Planning: Like many women my age I have succumbed to the trend of buying pretty, expensive planners. The trick is actually using them well and making them more than just pretty sticker books. This year I decided to use Hobonichi Weeks as a carry planner, continuing to use a Weeks as a writing planner, and using Clever Fox Weekly Planner premium edition as a goal planner. Mostly, I am really into foxes lately, and the color gold/yellow. Don’t know why, but am thrilled this planner is undated, so I can pop in and out of it as I like. It’s a hobby, basically, but so far, especially the goal planner is helping me actually write more frequently, which is awesome, and I pray I can stick with it. Also, I have stepped up and taken charge of planning for groups that I am a part of, so this helps me stay on track with that as well.

Reading: As always, I am reading multiple books. Right now really enjoying a Tesla biography I’ve owned for years, but never actually read. What a crazy time in history, the race to set up electricity for everyone. Although I made it through a couple of the LOTR movies in December, I didn’t get to start rereading Tolkien’s masterpiece, so that is on my list for this year as well as a highly recommended fantasy series called The Book of the New Sun by Gene Wolfe.

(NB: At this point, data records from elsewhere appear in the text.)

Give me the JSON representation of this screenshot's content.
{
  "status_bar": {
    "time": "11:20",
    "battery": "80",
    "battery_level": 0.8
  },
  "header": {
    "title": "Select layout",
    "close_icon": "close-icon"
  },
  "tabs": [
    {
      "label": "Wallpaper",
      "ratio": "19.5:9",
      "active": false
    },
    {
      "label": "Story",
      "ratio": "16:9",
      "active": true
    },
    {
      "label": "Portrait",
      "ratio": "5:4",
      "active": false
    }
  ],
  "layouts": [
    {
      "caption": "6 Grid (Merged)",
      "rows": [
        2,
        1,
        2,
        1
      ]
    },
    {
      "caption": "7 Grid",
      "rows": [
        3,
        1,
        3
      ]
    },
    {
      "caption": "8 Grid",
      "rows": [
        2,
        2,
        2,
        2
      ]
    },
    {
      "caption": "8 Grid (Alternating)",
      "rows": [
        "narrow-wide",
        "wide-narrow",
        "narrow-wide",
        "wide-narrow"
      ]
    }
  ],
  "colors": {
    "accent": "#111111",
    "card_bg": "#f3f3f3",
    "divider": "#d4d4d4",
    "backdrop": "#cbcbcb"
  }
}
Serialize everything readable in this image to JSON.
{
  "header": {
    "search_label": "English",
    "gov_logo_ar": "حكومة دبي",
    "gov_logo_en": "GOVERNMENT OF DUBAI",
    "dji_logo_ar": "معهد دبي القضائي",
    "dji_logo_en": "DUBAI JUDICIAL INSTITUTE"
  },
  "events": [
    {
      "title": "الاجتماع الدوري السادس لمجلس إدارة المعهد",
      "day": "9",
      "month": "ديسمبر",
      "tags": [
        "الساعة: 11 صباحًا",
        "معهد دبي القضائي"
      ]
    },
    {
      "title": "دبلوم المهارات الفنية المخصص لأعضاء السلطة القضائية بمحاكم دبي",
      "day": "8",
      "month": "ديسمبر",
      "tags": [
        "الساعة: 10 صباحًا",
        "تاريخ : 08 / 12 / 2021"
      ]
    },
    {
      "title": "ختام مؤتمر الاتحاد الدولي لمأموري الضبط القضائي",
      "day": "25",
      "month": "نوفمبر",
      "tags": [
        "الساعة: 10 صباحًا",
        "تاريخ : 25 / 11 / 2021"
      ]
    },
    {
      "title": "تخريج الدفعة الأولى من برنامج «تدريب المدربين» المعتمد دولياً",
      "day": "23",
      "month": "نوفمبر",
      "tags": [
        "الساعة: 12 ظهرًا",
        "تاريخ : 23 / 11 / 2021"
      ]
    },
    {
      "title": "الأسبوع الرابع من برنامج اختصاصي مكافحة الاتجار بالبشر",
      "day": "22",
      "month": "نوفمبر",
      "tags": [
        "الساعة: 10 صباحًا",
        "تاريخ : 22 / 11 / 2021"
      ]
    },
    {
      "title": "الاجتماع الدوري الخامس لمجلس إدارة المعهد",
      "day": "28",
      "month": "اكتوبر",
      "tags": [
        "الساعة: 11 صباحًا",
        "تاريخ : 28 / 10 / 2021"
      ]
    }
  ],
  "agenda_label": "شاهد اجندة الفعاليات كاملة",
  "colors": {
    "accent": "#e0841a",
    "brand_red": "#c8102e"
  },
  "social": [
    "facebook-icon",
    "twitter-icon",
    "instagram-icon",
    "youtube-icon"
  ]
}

Agatha Christie’s will remain a staple, as will other mysteries and some Regency era romances.

Watching: As I just can’t get enough of the awesome Korean Dramas, I will still subscribe to Viki for that, and am also subscribed to Unauthorized TV to watch more LOTR lectures by Rachel Fulton Brown. She’s pretty great, with a fun, positive attitude to boot. Occasionally I do get to watch things on other apps like Netflix or Amazon, and have to say I really enjoyed The Tomorrow War starring Chris Pratt. Some of the acting needed help, but what a rush!! Also looking forward to watching Kenneth Branagh’s version of Agatha Christie’s Death on the Nile. My favorite Kdrama for 2021 is hands down the zombie show Happiness starring Han Hyo Joo (W), and Park Hyung Sik (Strong Woman Do Bong Soon). It’s got a great plot, an awesome leading couple, and a killer soundtrack. It’s worth subscribing to Viki for a month just to watch it. Embarrassed to say I’ve watched it twice now and plan to watch a third time. (As a side note, never did I finish Bossam, it just dragged after awhile and life is too short.)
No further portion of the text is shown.